The documentary is fairly even-handed, as these things go. While the lens falls primarily on a few ministers — specifically “preacher to the children” Becky Fischer — dissenters of evangelical fundamentalism are given voice through Air America watchdog Mike Papantino. Equal time is given to each perspective and each has ample opportunity to drive home their points.
Citified secularists may be surprised at how articulate the bible thumpers (young and old) truly are and how essentially winning is the world they offer.
Yes, creationism is hard to swallow — as are many of the less-beatific aspects of the faith — but these folks are not lacking for a sense of purpose and message.
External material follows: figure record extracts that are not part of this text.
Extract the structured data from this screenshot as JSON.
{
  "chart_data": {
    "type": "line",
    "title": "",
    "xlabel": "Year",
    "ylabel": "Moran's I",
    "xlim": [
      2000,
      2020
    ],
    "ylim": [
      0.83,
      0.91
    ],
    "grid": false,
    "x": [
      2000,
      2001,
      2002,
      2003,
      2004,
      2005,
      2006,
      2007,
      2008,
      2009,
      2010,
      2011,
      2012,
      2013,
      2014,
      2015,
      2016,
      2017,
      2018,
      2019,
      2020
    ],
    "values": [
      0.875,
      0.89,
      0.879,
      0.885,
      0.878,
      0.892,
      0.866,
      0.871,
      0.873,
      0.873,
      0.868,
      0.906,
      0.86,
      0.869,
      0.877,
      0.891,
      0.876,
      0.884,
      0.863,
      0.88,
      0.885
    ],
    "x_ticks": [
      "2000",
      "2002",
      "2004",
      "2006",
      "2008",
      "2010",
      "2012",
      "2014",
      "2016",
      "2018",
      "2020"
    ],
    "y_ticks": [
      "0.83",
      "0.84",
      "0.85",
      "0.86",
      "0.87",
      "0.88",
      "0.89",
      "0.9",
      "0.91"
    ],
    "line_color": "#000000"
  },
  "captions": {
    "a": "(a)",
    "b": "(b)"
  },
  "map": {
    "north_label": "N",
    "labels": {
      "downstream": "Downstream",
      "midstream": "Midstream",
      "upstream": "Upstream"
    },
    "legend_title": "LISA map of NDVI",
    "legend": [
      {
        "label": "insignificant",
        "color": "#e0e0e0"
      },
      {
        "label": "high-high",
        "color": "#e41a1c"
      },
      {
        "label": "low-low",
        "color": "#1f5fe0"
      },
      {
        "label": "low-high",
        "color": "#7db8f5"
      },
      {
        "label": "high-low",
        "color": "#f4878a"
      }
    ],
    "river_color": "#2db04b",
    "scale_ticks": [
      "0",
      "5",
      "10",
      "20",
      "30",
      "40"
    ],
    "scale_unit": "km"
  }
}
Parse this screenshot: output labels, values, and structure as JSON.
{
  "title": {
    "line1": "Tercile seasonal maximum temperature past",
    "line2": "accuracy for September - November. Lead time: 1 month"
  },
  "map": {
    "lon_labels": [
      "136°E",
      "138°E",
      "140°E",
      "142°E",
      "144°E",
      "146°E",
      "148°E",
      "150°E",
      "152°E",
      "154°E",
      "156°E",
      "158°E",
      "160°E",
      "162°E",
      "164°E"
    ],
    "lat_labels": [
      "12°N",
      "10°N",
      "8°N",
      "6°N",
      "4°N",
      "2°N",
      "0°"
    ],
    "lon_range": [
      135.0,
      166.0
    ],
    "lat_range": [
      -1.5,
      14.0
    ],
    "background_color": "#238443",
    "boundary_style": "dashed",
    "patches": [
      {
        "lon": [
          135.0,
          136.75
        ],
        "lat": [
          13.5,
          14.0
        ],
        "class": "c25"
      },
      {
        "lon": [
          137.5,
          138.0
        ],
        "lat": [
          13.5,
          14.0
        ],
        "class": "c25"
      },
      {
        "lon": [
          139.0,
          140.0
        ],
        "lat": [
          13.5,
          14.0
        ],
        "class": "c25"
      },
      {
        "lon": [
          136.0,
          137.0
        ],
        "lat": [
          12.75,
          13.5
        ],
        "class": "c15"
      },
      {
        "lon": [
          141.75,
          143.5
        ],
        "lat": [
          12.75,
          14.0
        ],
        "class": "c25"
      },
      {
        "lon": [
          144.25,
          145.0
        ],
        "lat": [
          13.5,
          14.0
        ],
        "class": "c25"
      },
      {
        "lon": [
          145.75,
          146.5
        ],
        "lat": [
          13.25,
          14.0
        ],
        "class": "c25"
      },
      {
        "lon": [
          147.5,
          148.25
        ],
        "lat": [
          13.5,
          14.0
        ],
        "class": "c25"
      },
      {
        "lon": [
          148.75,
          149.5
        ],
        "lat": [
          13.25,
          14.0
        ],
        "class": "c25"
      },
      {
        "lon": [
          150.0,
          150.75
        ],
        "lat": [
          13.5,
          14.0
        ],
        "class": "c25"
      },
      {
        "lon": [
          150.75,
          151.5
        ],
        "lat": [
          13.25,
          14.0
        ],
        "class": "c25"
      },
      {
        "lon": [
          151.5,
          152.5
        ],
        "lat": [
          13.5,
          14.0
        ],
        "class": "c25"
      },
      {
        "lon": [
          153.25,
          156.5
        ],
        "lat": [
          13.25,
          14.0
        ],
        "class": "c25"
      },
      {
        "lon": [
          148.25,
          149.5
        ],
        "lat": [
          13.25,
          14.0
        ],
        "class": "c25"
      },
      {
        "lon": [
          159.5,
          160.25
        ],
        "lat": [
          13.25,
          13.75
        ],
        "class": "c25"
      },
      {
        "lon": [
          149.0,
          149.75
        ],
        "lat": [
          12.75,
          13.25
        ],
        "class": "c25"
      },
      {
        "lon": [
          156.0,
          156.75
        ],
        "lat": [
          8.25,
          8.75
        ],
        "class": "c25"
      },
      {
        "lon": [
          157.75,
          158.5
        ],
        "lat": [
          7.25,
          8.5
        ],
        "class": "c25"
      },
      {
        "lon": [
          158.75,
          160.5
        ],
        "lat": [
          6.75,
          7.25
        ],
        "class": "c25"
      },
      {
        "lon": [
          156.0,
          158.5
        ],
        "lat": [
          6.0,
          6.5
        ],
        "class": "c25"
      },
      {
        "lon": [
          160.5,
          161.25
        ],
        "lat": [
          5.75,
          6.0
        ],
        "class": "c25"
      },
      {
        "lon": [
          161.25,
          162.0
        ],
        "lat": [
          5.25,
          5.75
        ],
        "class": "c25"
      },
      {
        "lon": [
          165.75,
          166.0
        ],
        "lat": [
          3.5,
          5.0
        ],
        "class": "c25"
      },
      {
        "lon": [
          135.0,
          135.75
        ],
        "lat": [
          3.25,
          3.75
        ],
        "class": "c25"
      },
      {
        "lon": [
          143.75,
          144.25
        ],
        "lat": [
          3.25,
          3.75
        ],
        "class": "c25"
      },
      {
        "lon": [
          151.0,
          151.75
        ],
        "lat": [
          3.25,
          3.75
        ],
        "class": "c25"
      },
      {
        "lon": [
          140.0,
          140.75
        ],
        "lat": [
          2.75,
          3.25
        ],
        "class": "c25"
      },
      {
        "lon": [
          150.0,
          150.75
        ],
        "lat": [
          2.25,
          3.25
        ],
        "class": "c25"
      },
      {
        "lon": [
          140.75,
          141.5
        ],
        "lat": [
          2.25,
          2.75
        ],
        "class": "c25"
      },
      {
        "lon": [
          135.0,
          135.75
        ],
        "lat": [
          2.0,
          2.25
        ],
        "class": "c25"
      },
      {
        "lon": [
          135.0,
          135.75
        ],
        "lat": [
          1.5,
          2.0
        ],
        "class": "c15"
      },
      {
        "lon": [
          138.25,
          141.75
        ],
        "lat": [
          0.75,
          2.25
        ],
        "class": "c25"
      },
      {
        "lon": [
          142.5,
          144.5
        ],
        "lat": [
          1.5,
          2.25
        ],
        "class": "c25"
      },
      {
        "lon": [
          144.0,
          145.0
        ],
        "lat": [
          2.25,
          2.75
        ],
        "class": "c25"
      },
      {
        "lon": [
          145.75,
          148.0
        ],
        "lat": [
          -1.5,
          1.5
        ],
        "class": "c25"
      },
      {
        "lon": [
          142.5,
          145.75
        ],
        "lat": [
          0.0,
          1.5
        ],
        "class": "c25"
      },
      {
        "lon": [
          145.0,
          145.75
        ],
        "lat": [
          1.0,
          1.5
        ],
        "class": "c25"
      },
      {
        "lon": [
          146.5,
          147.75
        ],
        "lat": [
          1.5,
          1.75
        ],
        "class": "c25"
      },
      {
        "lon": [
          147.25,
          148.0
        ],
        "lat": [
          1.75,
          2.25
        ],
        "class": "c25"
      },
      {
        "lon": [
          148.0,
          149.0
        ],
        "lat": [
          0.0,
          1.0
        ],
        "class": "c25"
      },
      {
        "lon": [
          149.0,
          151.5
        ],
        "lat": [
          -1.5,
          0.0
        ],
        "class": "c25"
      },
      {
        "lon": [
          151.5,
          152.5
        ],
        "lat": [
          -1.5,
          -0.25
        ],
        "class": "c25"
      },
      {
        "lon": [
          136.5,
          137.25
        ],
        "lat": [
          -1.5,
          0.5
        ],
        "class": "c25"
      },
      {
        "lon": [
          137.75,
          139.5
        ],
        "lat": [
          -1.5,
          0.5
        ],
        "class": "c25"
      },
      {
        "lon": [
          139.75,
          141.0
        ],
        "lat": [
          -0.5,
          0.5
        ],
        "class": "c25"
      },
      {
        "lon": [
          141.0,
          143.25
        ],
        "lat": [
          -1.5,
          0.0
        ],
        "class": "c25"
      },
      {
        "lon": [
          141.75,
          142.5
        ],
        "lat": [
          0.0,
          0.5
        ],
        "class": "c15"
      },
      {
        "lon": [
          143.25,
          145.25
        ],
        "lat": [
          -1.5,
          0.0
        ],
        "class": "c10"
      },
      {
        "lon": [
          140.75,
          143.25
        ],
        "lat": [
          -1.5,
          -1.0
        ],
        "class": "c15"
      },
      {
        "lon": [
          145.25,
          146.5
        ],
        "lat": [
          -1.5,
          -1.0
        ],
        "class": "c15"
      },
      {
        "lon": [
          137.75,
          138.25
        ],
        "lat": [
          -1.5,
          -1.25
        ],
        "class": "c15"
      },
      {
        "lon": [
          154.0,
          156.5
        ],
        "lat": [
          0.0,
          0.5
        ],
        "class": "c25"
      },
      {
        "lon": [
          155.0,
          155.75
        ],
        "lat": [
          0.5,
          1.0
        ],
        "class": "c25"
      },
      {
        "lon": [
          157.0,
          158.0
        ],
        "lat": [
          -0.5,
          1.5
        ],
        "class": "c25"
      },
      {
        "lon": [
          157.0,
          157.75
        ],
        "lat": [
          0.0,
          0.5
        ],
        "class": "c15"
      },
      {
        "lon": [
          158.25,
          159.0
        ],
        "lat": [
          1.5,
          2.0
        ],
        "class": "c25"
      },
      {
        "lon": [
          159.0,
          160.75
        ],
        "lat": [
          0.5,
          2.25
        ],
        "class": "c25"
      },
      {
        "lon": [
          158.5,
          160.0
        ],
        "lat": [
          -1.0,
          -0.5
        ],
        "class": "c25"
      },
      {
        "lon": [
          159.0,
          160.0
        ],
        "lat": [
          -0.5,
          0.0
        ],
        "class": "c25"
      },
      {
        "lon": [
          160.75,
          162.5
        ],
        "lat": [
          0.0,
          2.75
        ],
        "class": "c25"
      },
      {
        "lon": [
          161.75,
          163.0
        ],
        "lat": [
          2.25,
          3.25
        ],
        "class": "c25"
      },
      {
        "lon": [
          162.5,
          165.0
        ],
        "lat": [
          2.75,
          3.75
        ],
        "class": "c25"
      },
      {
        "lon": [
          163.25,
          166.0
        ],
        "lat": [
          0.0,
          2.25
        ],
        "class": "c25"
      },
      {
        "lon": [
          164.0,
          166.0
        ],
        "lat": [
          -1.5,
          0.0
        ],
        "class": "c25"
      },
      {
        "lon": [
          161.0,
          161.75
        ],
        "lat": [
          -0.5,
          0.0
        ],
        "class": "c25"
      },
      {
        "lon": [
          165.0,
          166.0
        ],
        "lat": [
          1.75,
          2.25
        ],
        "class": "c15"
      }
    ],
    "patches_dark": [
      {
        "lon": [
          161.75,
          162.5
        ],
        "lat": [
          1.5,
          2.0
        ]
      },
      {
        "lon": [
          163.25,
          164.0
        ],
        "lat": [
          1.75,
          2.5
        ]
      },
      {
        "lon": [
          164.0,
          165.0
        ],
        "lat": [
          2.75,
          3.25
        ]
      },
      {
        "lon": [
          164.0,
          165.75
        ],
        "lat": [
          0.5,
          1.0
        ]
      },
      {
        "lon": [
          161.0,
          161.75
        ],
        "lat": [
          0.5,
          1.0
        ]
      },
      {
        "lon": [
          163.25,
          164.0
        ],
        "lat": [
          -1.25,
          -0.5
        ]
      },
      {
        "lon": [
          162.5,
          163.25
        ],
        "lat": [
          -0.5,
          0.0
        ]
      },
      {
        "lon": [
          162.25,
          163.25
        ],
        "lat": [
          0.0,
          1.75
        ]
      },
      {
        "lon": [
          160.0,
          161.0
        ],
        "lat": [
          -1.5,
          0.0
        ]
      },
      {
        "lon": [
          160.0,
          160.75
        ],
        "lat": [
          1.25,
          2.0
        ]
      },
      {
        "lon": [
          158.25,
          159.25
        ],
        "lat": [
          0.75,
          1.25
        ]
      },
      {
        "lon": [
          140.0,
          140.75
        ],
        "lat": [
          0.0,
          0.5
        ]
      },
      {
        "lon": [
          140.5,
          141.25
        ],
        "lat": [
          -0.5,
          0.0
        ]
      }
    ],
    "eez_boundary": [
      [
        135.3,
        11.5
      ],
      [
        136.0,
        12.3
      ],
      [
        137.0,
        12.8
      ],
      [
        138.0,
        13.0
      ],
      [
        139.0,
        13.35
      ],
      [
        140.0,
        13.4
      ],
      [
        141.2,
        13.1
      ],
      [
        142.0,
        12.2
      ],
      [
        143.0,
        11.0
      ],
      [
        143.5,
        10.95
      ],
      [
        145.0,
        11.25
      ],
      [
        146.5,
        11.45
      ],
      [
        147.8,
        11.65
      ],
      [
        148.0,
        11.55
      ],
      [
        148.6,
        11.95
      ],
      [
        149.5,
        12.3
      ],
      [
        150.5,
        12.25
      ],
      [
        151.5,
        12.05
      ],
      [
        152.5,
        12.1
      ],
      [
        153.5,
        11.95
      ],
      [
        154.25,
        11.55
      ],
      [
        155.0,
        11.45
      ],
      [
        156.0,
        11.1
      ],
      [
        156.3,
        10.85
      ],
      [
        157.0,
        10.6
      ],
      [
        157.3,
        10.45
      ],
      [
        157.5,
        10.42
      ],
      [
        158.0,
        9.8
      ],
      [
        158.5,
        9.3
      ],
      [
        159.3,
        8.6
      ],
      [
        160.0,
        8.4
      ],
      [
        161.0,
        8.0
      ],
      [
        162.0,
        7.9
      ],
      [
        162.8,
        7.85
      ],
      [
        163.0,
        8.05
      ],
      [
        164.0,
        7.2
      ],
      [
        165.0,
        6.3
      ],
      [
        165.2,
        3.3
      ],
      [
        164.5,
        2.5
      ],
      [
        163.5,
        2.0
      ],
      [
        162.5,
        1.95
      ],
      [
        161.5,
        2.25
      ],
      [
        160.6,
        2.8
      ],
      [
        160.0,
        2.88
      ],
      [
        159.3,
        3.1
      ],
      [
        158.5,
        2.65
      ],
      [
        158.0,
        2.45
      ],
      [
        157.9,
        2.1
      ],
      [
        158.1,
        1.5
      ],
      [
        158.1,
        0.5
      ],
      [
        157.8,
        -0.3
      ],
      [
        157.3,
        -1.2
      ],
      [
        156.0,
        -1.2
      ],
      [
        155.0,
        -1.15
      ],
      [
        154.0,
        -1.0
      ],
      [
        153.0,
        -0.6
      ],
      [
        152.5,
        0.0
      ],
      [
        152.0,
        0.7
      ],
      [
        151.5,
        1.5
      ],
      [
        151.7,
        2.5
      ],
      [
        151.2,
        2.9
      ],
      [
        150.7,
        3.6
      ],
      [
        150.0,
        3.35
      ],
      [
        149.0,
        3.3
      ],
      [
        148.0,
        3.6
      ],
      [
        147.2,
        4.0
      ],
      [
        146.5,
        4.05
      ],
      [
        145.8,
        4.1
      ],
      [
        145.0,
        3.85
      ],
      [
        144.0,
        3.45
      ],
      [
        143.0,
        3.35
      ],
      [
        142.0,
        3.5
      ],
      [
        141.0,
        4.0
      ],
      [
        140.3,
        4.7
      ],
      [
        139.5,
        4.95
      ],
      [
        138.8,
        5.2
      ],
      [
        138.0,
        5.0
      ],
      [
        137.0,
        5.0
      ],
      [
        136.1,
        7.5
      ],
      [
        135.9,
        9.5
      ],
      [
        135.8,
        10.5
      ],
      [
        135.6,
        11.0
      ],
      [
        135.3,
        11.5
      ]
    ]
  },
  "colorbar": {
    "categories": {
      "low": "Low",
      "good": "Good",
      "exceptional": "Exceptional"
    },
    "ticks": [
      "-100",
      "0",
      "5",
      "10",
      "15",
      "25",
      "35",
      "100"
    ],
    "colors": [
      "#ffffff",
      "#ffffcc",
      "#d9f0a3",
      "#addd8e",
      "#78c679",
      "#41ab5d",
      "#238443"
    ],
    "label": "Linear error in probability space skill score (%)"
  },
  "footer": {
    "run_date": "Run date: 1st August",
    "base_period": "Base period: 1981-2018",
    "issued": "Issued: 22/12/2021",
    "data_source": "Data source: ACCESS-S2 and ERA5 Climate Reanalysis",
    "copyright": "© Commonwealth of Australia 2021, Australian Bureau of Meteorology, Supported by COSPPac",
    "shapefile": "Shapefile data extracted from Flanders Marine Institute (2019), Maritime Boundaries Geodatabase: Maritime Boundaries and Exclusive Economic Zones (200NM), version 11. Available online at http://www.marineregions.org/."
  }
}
As warped as it can get in its final expression, that message does stem from one of love.
That’s what’s most disturbing and perhaps most compelling about JESUS CAMP. There is no denying the sincerity of these people. They do truly see the world embroiled in a war of faith. And they do genuinely believe that the children they fill with their words of rapture and transcendence are the vanguard of a new army for god.
In part, you want to celebrate their fervor but it’s a fearsome thing. Their Jesus is one at odds with his own tenets — all-forgiving and unforgiving — willing to embrace all but only with a caveat of conversion.
One is left feeling that the force of spirit the evangelists wield could be used as a great force of good, if only it could be inclusive without being reductive. Instead, it’s merely one more thing to be wary of.
When one evangelist says, “the prayers of little children can shake kings,” he means it literally.